Music Reviews
Memento

Memento

Beginnings

Columbia

Tired of being unable to contribute creatively to the “band,” Justin Stewart Cotta and Steve Clark gave up a comfortable life as supporting musicians and left Jon Crosby’s Vast to form Memento. Along the way, we’re told, they recruited two other Australian dudes so prolific they needed only a first name (“Lats” and “Space”), hooked up with a famous producer and mixer team (Toby Wright and Brendan O’Brien) and put out a debut album for Columbia.

The result of this journey, Beginnings, kicks off with “Nothing Sacred,” a fairly standard issue contemporary metal affair. It’s an incredibly solid track and a killer first radio single for the band, but it’s also a song that casual listeners will likely immediately dismiss as a Disturbed or Tool knockoff. After rocking out with what’s sure to be the band’s contribution to this decade’s one hit wonders list, things get twisted up a little. “Saviour” and “Beginnings” tone the metal down a little in favor of a softer, more introspective sound, and simultaneously turn the spiritualism knob to overload with heaping spoonfuls of Christian imagery.
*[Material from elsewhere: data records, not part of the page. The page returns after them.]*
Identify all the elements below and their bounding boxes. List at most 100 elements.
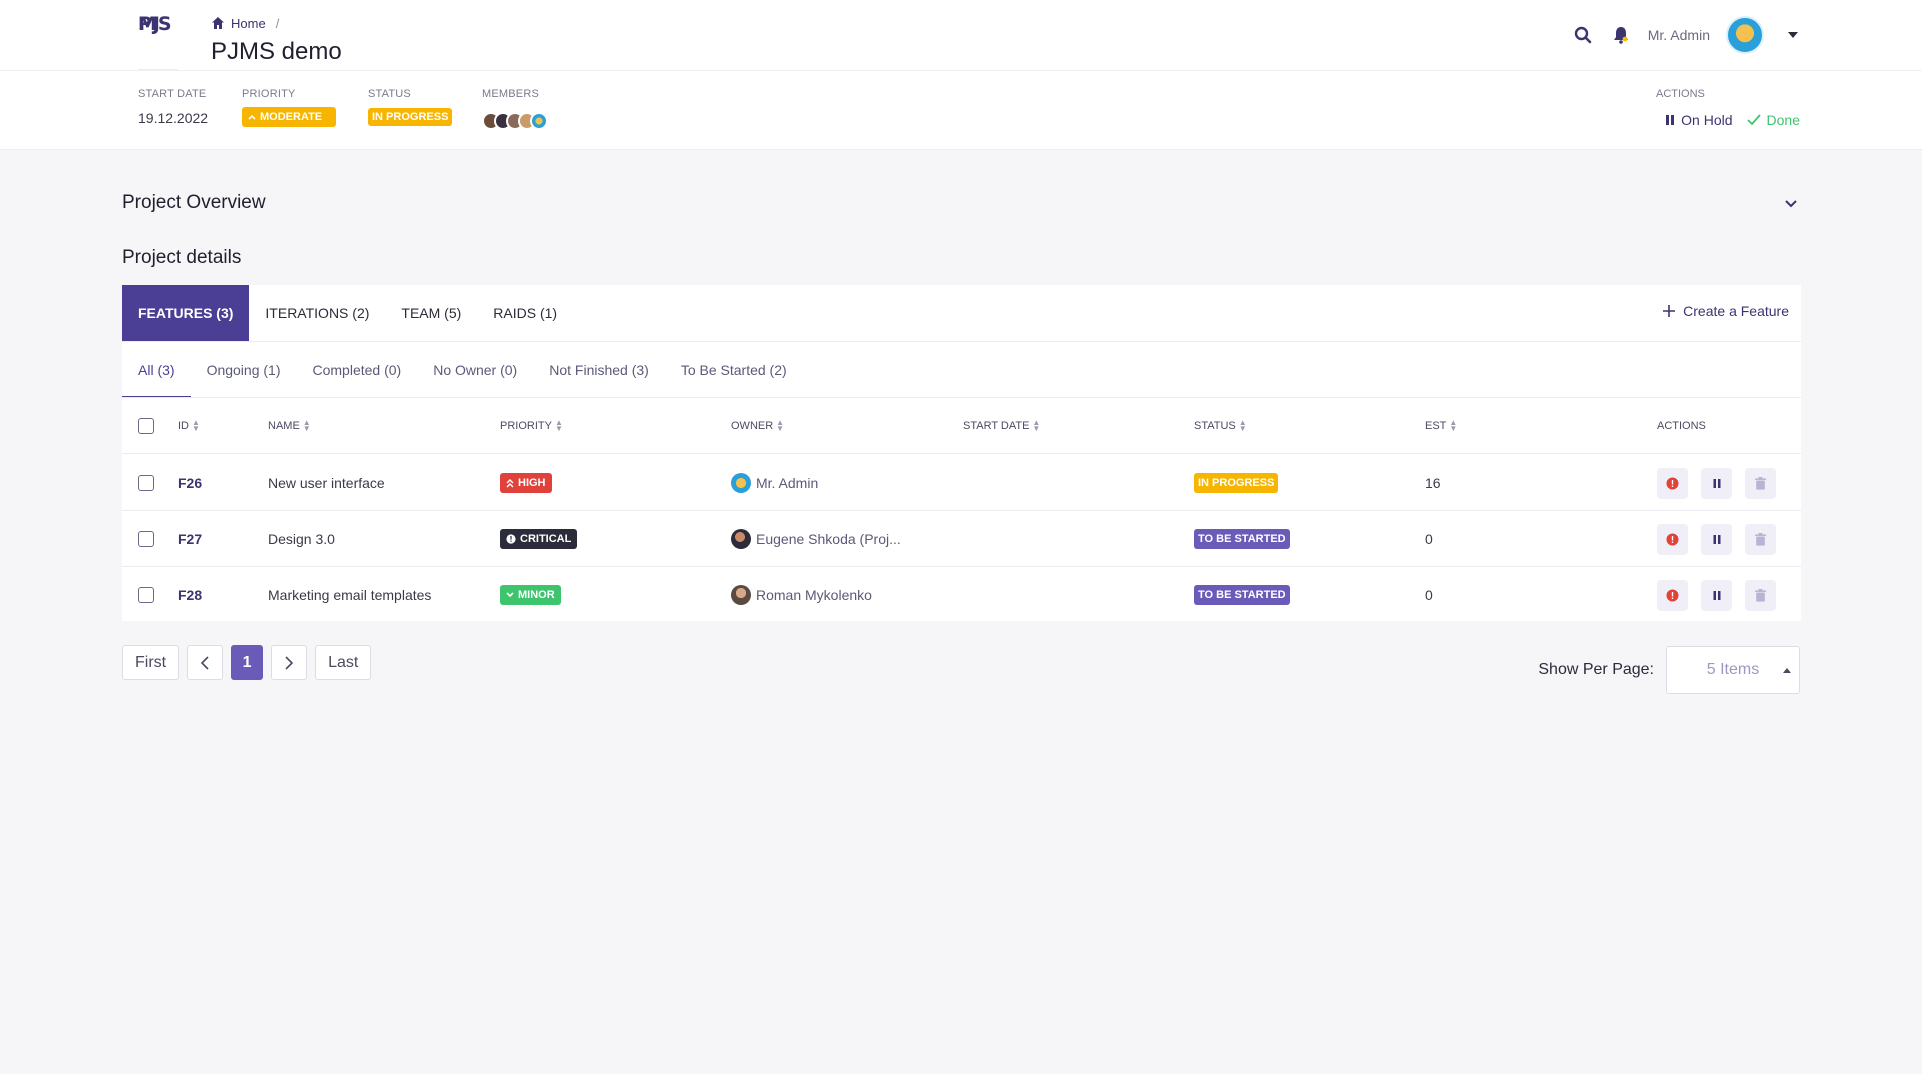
owner[interactable]: Eugene Shkoda (Proj...: [731, 529, 901, 549]
estimate: 0: [1425, 531, 1433, 547]
sort-icon: ▲ ▼: [302, 418, 311, 433]
column-header-owner[interactable]: OWNER ▲ ▼: [731, 398, 784, 454]
row-checkbox[interactable]: [138, 475, 154, 491]
row-actions: [1657, 523, 1776, 555]
status-badge: TO BE STARTED: [1194, 585, 1290, 605]
pause-button[interactable]: [1701, 467, 1732, 499]
sort-icon: ▲ ▼: [554, 418, 563, 433]
pause-icon: [1713, 534, 1720, 544]
project-actions: On Hold Done: [1665, 112, 1800, 128]
filter-tab-not-finished[interactable]: Not Finished (3): [533, 342, 665, 398]
row-checkbox[interactable]: [138, 587, 154, 603]
alert-icon: [1666, 533, 1679, 545]
breadcrumb: Home /: [211, 15, 279, 31]
priority-badge: HIGH: [500, 473, 552, 493]
column-header-status[interactable]: STATUS ▲ ▼: [1194, 398, 1247, 454]
filter-tab-to-be-started[interactable]: To Be Started (2): [665, 342, 803, 398]
pause-button[interactable]: [1701, 523, 1732, 555]
table-row[interactable]: F27 Design 3.0 CRITICAL Eugene Shkoda (P…: [122, 511, 1801, 567]
user-avatar[interactable]: [1726, 16, 1764, 54]
tab-team[interactable]: TEAM (5): [385, 285, 477, 341]
column-header-actions: ACTIONS: [1657, 420, 1706, 432]
create-feature-button[interactable]: Create a Feature: [1663, 303, 1789, 319]
delete-button[interactable]: [1745, 467, 1776, 499]
member-avatar: [530, 112, 548, 130]
pause-icon: [1713, 590, 1720, 600]
filter-tab-ongoing[interactable]: Ongoing (1): [191, 342, 297, 398]
page-number-button[interactable]: 1: [231, 645, 264, 680]
app-logo[interactable]: PJ MS: [138, 14, 178, 70]
select-all-checkbox[interactable]: [138, 418, 154, 434]
alert-button[interactable]: [1657, 579, 1688, 611]
meta-start-date: START DATE 19.12.2022: [138, 88, 209, 126]
last-page-button[interactable]: Last: [315, 645, 372, 680]
table-row[interactable]: F26 New user interface HIGH Mr. Admin IN…: [122, 455, 1801, 511]
alert-button[interactable]: [1657, 523, 1688, 555]
filter-tab-completed[interactable]: Completed (0): [297, 342, 418, 398]
alert-icon: [1666, 589, 1679, 601]
feature-name[interactable]: Marketing email templates: [268, 567, 431, 623]
estimate: 0: [1425, 587, 1433, 603]
column-header-name[interactable]: NAME ▲ ▼: [268, 398, 311, 454]
first-page-button[interactable]: First: [122, 645, 180, 680]
sort-icon: ▲ ▼: [1238, 418, 1247, 433]
search-icon[interactable]: [1572, 24, 1594, 46]
caret-up-icon: [1783, 668, 1791, 673]
members-avatar-stack[interactable]: [482, 112, 548, 130]
on-hold-button[interactable]: On Hold: [1665, 112, 1733, 128]
project-overview-title[interactable]: Project Overview: [122, 192, 266, 214]
tab-features[interactable]: FEATURES (3): [122, 285, 250, 341]
column-header-start-date[interactable]: START DATE ▲ ▼: [963, 398, 1040, 454]
row-checkbox[interactable]: [138, 531, 154, 547]
header-user-area: Mr. Admin: [1572, 16, 1800, 54]
features-card: FEATURES (3) ITERATIONS (2) TEAM (5) RAI…: [122, 285, 1801, 621]
feature-id[interactable]: F26: [178, 455, 202, 511]
per-page-select[interactable]: 5 Items: [1666, 646, 1800, 694]
alert-icon: [1666, 477, 1679, 489]
owner[interactable]: Roman Mykolenko: [731, 585, 872, 605]
feature-id[interactable]: F28: [178, 567, 202, 623]
table-row[interactable]: F28 Marketing email templates MINOR Roma…: [122, 567, 1801, 623]
project-header: PJ MS Home / PJMS demo Mr. Admin START D…: [0, 0, 1922, 150]
delete-button[interactable]: [1745, 579, 1776, 611]
feature-name[interactable]: Design 3.0: [268, 511, 335, 567]
overview-chevron-down-icon[interactable]: [1782, 194, 1800, 212]
pause-icon: [1713, 478, 1720, 488]
header-divider: [0, 70, 1922, 71]
tab-iterations[interactable]: ITERATIONS (2): [249, 285, 385, 341]
breadcrumb-home-link[interactable]: Home: [231, 16, 266, 31]
next-page-button[interactable]: [271, 645, 308, 680]
prev-page-button[interactable]: [187, 645, 224, 680]
alert-button[interactable]: [1657, 467, 1688, 499]
filter-tab-all[interactable]: All (3): [122, 342, 191, 398]
priority-badge: MINOR: [500, 585, 561, 605]
status-badge: IN PROGRESS: [368, 108, 453, 126]
user-name[interactable]: Mr. Admin: [1648, 27, 1710, 43]
trash-icon: [1755, 532, 1766, 546]
chevron-up-icon: [248, 114, 256, 120]
filter-tab-no-owner[interactable]: No Owner (0): [417, 342, 533, 398]
pause-button[interactable]: [1701, 579, 1732, 611]
pagination: First 1 Last: [122, 645, 372, 680]
feature-id[interactable]: F27: [178, 511, 202, 567]
details-tabs: FEATURES (3) ITERATIONS (2) TEAM (5) RAI…: [122, 285, 573, 341]
tab-raids[interactable]: RAIDS (1): [477, 285, 573, 341]
home-icon[interactable]: [211, 16, 225, 30]
column-header-est[interactable]: EST ▲ ▼: [1425, 398, 1457, 454]
user-menu-chevron-down-icon[interactable]: [1786, 28, 1800, 42]
delete-button[interactable]: [1745, 523, 1776, 555]
actions-label: ACTIONS: [1656, 88, 1705, 100]
row-actions: [1657, 579, 1776, 611]
sort-icon: ▲ ▼: [776, 418, 785, 433]
column-header-id[interactable]: ID ▲ ▼: [178, 398, 200, 454]
feature-filter-tabs: All (3) Ongoing (1) Completed (0) No Own…: [122, 342, 803, 398]
chevron-down-icon: [506, 592, 514, 598]
done-button[interactable]: Done: [1746, 112, 1800, 128]
meta-members: MEMBERS: [482, 88, 548, 130]
notification-bell-icon[interactable]: [1610, 24, 1632, 46]
feature-name[interactable]: New user interface: [268, 455, 385, 511]
owner[interactable]: Mr. Admin: [731, 473, 818, 493]
column-header-priority[interactable]: PRIORITY ▲ ▼: [500, 398, 563, 454]
pause-icon: [1666, 115, 1675, 125]
check-icon: [1746, 114, 1761, 126]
The album continues to segue back and forth between these two sounds: the hard stuff is largely uninspired and simplistic but ultimately pretty listenable; the softer material, on the other hand, might be a little difficult to swallow if you caught the band during their stint on Ozzfest. The only tracks, other than their single, that really leave much of an impression are the piano-based “Reflections” and the album closers “Stare” and “Figure 8.” These latter songs succeed where the rest of the album falls flat. “Figure 8,” in particular, does a great job of marrying the two sides of Memento’s sound, winding them into something that feels both tremendously epic and sincere.

Despite its failings, Beginnings is a decent melodic rock album that will win over fans of Disturbed, Earshot and Saliva, as long as they’re not too irritated by the religious rhetoric. For me though, the midsection of the album weighs it down too much. Songs like “Abyss” and “Coming” are as predictable as they are artificial, complete with angry clichéd lyrics (albeit with a quasi-wholesome religious spin) and droning nu-metal repetitiveness. I give Memento credit for trying, and for having the ambition to break away from their established studio musician history to give birth to their own creative brainchild, but only the last few tracks reveal anything the least bit unique about it. Hopefully, as the child they’ve birthed here matures, its adolescence will prove to be somewhat more interesting than its beginnings.